I once lived in Texarkana, TX which sits on the state line of Texas and Louisiana. The center N/S road in town right on the state line was called, wait for it . . . . . . State Line Rd. Made for some interesting situations with regard to city police jurisdictions if there was a chase. State and county were pretty cut and dried but the city crossed county and state lines. I was only 22 at the time so much of it has blurred into the mist.

Up in Utah the city streets of most towns are based on N/S/E/W naming system. Traditionally there is a 0,0 point in town usually at the intersection of streets named Center, Main or some other generic label. Streets are named in block numbers in increments of 100. For instance, E/W streets, north or south of the 0,0, are called 100, 200 or 300 North or South. N/S streets 100, 200 etc. East or West. At that point the address is added to describe the location on the street from the 0,0 origin, e.g. 273 S 500 E means that the building is in the 200 block south of the E/W 0,0 line on the street 500 E(ast), which is the 5th street east of the N/S line on the 0,0 origin.

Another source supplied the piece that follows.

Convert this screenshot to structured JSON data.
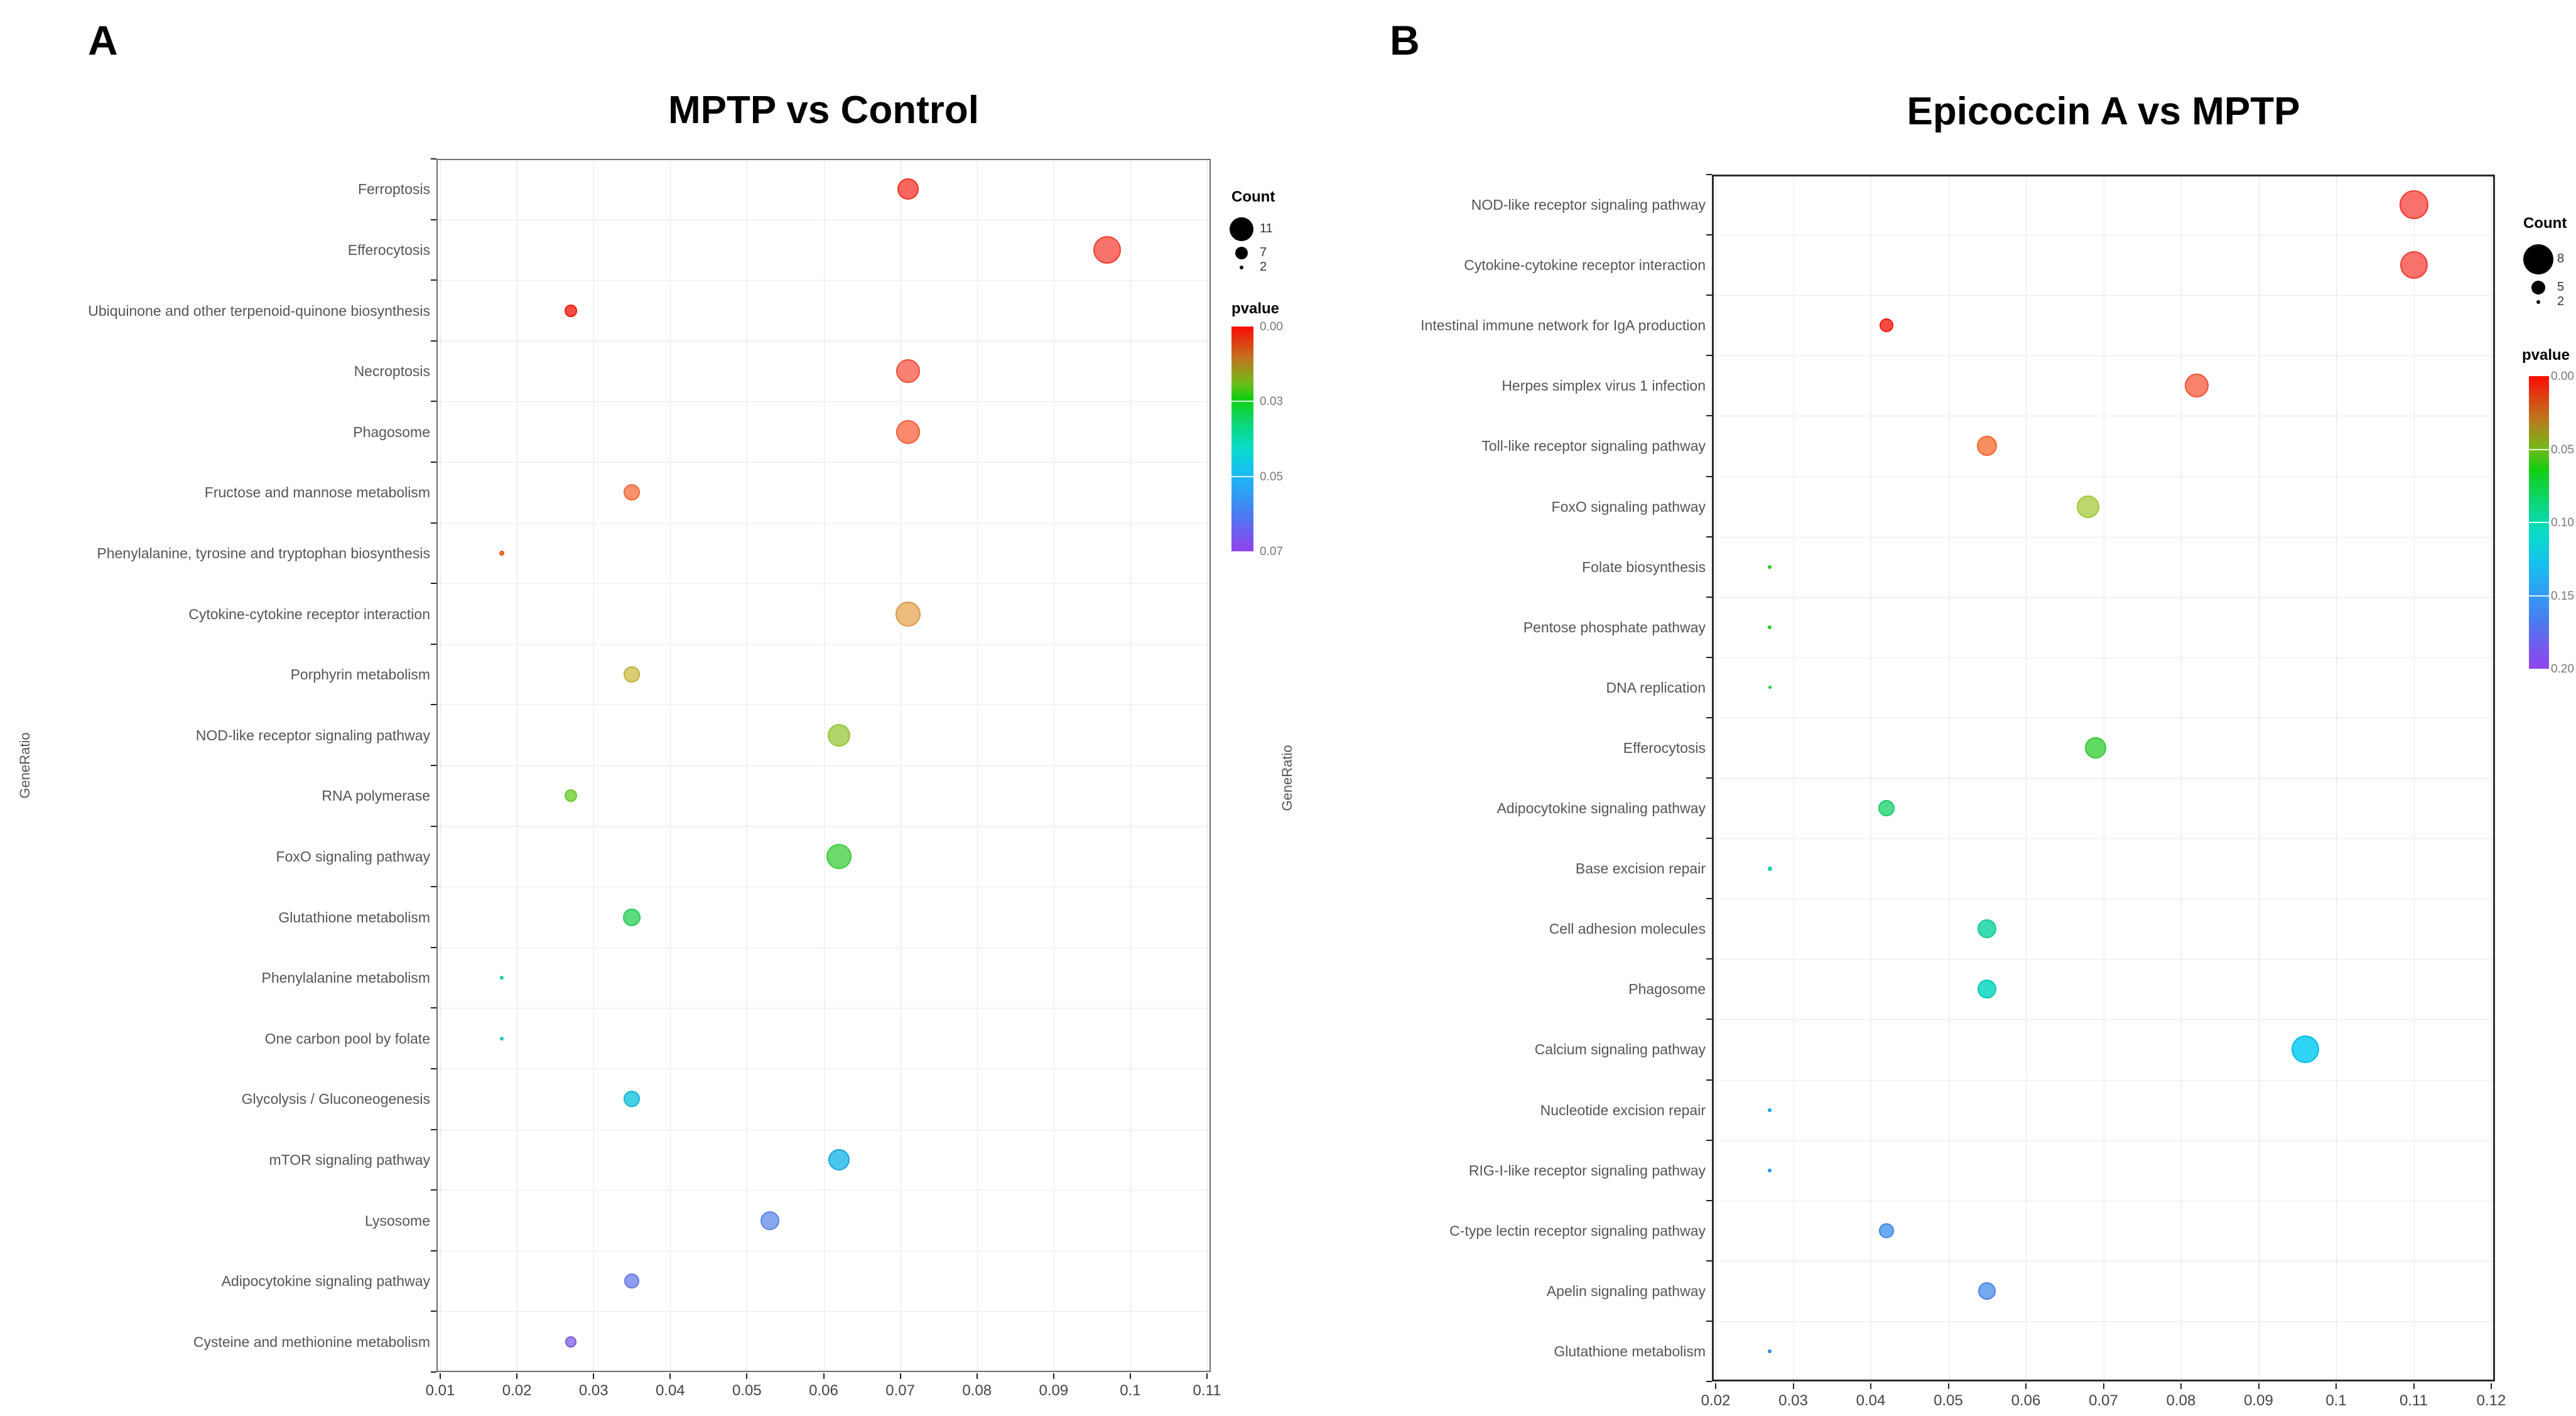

The 1st time I ran into this it was confusing. If you think about it for a while, it begins to make sense but I have to keep refreshing it every time I go there because I don’t go there enough for it to stick.

Colorado has the weirdest highway naming I’ve ever seen. Roads, not in city limits, are either by number or letter. 13, 33, 45 etc. usually initially on section line roads. Depends on the county you are in. I’ve seen roads named with fractions on roads between the section lines, GG1/2 , 54 1/4, etc. Very odd. Each county does it’s own thing. Free associating when it comes to naming roads.